Point de vue
| 25.02.11 | 14h13
On sait les journalistes persécutés pour leurs écrits, pour leurs photos dans tant d'endroits du monde. On le sait moins, mais les sociologues exercent aussi un métier dangereux. Il est vrai que journalistes et sociologues pratiquent l'enquête, sous des formes différentes, mais qui viennent souvent contrarier les discours officiels, ceux des Etats et des pouvoirs.

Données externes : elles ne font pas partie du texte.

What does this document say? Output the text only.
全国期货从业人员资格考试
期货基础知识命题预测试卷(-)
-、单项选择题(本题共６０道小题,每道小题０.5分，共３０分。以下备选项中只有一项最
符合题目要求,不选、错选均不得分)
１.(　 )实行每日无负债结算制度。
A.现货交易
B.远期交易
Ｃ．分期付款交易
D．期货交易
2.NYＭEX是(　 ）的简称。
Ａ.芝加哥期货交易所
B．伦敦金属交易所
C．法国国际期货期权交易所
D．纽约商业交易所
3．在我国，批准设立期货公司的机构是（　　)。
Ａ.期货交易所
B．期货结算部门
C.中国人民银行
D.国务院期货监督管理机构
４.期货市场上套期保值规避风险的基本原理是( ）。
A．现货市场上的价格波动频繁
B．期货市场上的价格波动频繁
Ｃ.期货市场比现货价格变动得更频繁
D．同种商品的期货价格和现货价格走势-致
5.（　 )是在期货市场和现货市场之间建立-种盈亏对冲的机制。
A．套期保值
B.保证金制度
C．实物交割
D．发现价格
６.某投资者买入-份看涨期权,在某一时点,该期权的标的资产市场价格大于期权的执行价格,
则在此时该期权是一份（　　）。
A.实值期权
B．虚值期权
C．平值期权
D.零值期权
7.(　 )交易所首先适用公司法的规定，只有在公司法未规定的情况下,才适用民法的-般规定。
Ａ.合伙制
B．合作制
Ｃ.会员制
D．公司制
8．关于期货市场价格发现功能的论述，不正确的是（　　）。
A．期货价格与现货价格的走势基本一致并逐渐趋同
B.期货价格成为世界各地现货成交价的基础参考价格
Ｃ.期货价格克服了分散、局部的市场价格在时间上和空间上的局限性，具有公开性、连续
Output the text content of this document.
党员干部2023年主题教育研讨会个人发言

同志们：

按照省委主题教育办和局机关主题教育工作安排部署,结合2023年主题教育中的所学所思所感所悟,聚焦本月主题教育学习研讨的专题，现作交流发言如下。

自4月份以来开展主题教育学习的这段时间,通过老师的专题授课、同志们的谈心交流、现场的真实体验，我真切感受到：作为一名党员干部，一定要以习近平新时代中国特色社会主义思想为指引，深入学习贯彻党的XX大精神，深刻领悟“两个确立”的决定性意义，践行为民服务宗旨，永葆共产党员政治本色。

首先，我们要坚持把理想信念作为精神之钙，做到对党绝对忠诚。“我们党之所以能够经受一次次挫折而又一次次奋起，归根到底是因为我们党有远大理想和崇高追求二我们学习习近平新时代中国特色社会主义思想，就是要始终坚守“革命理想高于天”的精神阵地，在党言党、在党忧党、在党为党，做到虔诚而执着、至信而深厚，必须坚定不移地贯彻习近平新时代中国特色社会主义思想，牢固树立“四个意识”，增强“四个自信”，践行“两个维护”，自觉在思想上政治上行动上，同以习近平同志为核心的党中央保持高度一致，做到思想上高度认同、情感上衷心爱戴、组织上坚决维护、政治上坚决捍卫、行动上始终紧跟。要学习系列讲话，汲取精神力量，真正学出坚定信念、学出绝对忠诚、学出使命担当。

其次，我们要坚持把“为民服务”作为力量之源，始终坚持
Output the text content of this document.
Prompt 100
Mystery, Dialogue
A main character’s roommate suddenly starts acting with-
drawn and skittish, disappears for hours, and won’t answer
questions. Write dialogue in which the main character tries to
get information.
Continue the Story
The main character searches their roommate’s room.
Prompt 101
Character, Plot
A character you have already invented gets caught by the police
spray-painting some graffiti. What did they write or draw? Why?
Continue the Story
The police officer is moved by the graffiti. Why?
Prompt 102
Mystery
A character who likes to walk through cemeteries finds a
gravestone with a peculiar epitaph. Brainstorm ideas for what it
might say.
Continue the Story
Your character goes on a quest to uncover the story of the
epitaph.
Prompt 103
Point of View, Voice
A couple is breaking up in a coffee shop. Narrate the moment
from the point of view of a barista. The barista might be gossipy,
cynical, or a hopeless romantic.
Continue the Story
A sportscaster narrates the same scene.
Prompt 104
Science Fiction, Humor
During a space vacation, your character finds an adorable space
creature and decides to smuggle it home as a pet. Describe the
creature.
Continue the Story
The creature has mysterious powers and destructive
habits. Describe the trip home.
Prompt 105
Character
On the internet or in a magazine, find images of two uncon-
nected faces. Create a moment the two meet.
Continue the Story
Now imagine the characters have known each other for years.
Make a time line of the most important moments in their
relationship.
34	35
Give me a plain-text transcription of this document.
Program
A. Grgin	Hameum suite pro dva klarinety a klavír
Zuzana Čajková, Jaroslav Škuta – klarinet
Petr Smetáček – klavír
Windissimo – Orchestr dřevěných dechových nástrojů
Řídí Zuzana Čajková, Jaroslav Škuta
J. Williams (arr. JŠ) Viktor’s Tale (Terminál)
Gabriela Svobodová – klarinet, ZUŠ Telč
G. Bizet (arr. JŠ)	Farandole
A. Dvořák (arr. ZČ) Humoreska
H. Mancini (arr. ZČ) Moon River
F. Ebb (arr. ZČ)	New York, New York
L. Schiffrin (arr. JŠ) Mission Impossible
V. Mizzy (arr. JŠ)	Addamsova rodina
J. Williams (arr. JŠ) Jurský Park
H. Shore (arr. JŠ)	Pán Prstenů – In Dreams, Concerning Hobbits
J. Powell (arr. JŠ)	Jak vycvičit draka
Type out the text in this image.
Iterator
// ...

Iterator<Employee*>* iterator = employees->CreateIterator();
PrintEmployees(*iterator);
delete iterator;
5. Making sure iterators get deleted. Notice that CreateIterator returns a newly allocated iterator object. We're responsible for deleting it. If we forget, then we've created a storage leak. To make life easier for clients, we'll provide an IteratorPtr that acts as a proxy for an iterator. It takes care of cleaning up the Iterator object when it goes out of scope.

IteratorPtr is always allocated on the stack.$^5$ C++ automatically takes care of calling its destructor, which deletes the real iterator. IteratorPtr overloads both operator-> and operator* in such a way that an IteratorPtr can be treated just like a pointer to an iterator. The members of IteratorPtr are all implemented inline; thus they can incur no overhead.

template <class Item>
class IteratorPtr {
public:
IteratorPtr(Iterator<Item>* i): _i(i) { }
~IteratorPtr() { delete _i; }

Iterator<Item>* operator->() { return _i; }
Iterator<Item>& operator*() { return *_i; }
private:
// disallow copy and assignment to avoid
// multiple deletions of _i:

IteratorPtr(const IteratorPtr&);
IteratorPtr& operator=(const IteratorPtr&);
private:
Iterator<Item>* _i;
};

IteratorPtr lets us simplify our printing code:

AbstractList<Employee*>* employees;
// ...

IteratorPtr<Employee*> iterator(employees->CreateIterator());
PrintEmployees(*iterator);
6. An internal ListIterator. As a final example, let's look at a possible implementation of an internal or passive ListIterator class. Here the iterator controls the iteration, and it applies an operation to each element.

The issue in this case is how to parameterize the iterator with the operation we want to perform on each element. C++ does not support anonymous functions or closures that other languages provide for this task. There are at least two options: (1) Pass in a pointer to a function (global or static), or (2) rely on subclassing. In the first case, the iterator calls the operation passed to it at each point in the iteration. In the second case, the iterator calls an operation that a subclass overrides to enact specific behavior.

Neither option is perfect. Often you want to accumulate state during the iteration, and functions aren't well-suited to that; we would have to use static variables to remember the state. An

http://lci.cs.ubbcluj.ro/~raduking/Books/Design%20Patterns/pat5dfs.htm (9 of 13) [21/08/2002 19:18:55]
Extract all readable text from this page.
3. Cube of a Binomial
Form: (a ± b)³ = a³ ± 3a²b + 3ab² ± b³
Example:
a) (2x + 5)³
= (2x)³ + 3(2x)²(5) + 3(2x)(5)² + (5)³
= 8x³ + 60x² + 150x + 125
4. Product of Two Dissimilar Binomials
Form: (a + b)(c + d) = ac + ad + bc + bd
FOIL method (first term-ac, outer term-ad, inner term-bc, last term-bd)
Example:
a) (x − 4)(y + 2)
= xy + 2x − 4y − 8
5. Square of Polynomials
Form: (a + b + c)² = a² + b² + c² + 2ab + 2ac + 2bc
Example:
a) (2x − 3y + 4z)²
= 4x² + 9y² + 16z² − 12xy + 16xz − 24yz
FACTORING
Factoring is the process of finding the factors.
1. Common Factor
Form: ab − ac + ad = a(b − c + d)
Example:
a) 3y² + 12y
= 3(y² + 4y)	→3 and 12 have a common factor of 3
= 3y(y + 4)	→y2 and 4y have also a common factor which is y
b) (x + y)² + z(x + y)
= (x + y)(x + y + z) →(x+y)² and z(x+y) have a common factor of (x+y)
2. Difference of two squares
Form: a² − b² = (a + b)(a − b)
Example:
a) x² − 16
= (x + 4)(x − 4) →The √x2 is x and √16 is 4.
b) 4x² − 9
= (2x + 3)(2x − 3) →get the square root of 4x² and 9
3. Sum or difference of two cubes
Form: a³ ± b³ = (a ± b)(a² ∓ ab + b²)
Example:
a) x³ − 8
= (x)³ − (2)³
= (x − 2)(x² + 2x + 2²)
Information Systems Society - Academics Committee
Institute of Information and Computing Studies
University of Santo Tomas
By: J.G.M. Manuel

Pinar Selek, sociologue turque, est depuis treize ans accusée à tort d'un acte terroriste odieux (avoir posé une bombe au marché aux épices d'Istanbul qui a causé la mort de sept personnes) ; elle a été emprisonnée pendant deux ans et demi, torturée. Qu'importe que les rapports de police aient établi depuis le début qu'il ne s'agit pas d'une bombe, qu'importe que les rapports d'experts aient conclu à une fuite de gaz butane, l'injustice d'Etat est en marche, depuis 1998. Libérée en décembre 2000 sur la base de ces expertises scientifiques incontestables, qui seront régulièrement confirmées par la suite, Pinar Selek fut renvoyée devant le tribunal. Acquittée pour ces faits, des faits qui n'en sont pas, en 2006, après un procès qui aura duré cinq ans, il se trouvera un procureur pour faire appel de cette décision.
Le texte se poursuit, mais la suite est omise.